The dialect of progress is American; Shenzhen is a city facing the West. There are more American brands per street corner than in most US cities. The coffee shops play Death Cab for Cutie; the clubs play the Chainsmokers. Even the English metro announcements are done in a thick American accent. Yet ironically, there are hardly any Westerners. I’m the attraction here, observed with quiet suspicion by the thousands that pass me by. This despite the fact that Western tourists can get a five-day visa on arrival at the border.
This heightens the sense of alienation. It suddenly hits me, for instance, how all the public messages on LCD screens here take the form of a cartoon. Stuck elevators, anti-terrorist procedures, train emergencies — all woes of modernity are communicated using figurines with large eyes and grandiose expressions, as if to better catch the attention of commuters whose gazes are glued to a phone screen.
Anyone who grew up in the West thinks about terrorism in a serious manner. The images in our minds are of London or Paris or New York. No comical representation can answer to the reality of our concern.
By contrast, the animated terrorists and bombs on display here become part of something you could call gentle futurism. A demonstration of surveillance and control, which says: “We know what you’re doing – but we’re harmless in doing so.”
Is this just the infantilization of Chinese civic life? Perhaps. But as I’m walking around, the enforced gentility fits in perfectly with the demure attitude of the local citizens, none of whom seem much bothered by the technologies of supervision they are surrounded by. These ads are embedded in a wider cultural relation to technology.
Back in Jinan, I’d had lunch with the faculty dean. As part of his protracted self-introduction, he noted that his team had just come back from a meeting with a telecom company that had demonstrated the power of 5G to them. The students in the room, acting as translators between us, gasped, then started clapping in genuine enthusiasm. They started asking questions; how long until it is implemented? Did they try out mobile VR?
I watched the scene with confused bemusement. Applauding the future, of course, seems blatantly naive to most Westerners. The price of digital technology, in the last decade, takes the form of post-truth and irony poisoning and clickbait and rigged elections. Anything other than skepticism seems ignorant. But to be lifted up in the elevator of modernity in just three decades, as these students’ families have, clearly produces a different attitude. Technological pessimism is not the next stop in some linear progression; it’s a different path than the one these millennials are on. Perhaps the choice is simply between controlled childishness and adult power play.

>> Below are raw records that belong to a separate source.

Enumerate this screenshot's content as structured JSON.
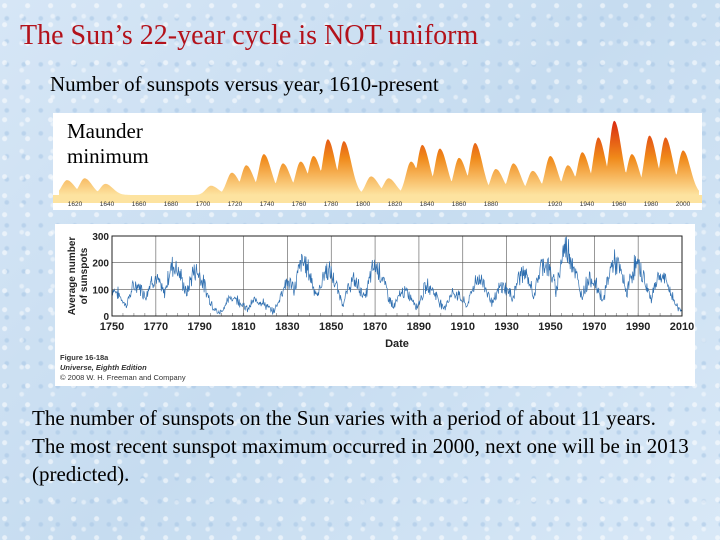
{
  "slide": {
    "title": "The Sun’s 22-year cycle is NOT uniform",
    "subtitle": "Number of sunspots versus year, 1610-present",
    "body": "The number of sunspots on the Sun varies with a period of about 11 years. The most recent sunspot maximum occurred in 2000, next one will be in 2013 (predicted)."
  },
  "figure": {
    "caption_title": "Figure 16-18a",
    "caption_book": "Universe, Eighth Edition",
    "caption_copyright": "© 2008 W. H. Freeman and Company"
  },
  "colors": {
    "title": "#b3121b",
    "flame_top": "#e03a14",
    "flame_mid": "#f29a1c",
    "flame_base": "#fde3a0",
    "trace": "#2f6fb0"
  },
  "chart_data": [
    {
      "type": "area",
      "annotation": "Maunder\nminimum",
      "x_ticks": [
        1620,
        1640,
        1660,
        1680,
        1700,
        1720,
        1740,
        1760,
        1780,
        1800,
        1820,
        1840,
        1860,
        1880,
        1920,
        1940,
        1960,
        1980,
        2000
      ],
      "x_range": [
        1610,
        2010
      ],
      "cycle_max_years": [
        1615,
        1626,
        1639,
        1705,
        1718,
        1727,
        1738,
        1750,
        1761,
        1769,
        1778,
        1788,
        1805,
        1816,
        1830,
        1837,
        1848,
        1860,
        1870,
        1883,
        1894,
        1906,
        1917,
        1928,
        1937,
        1947,
        1957,
        1968,
        1979,
        1989,
        2000
      ],
      "cycle_max_values": [
        40,
        45,
        30,
        25,
        60,
        80,
        110,
        85,
        90,
        105,
        150,
        145,
        50,
        45,
        90,
        135,
        125,
        100,
        140,
        70,
        85,
        65,
        105,
        80,
        115,
        155,
        200,
        110,
        160,
        155,
        120
      ]
    },
    {
      "type": "line",
      "xlabel": "Date",
      "ylabel": "Average number of sunspots",
      "x_ticks": [
        1750,
        1770,
        1790,
        1810,
        1830,
        1850,
        1870,
        1890,
        1910,
        1930,
        1950,
        1970,
        1990,
        2010
      ],
      "y_ticks": [
        0,
        100,
        200,
        300
      ],
      "xlim": [
        1750,
        2010
      ],
      "ylim": [
        0,
        300
      ],
      "cycle_max_years": [
        1750,
        1761,
        1769,
        1778,
        1788,
        1805,
        1816,
        1830,
        1837,
        1848,
        1860,
        1870,
        1883,
        1894,
        1906,
        1917,
        1928,
        1937,
        1947,
        1957,
        1968,
        1979,
        1989,
        2000
      ],
      "cycle_max_values": [
        100,
        115,
        140,
        190,
        170,
        70,
        60,
        125,
        200,
        170,
        130,
        185,
        90,
        110,
        85,
        140,
        110,
        160,
        200,
        255,
        140,
        200,
        190,
        150
      ]
    }
  ]
}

In the West, we view China with democratic condemnation: the social credit system, the jailing of dissidents, the reported brainwashing of hundreds of thousands of Muslims in high-security prison camps. You would almost forget that it is a society. Walking over Binhai avenue towards Nanshan, bathing in the sunset, Spotify curiously starts playing some music I listened to in my own twenties – Yo La Tengo, the Notwist, Sufjan Stevens. Gentle music.
It fits the atmosphere of young families strolling across the promenades, so far removed from my own bitter attitude towards technological control. Finally, I can understand my colleague’s nostalgia. I can imagine what it must be like to spend your first years abroad here, and I feel closer to his experience by simply walking here. I see a life I’ll never live, a past I’ve never had: one defined by a perpetual, gullible optimism about the future.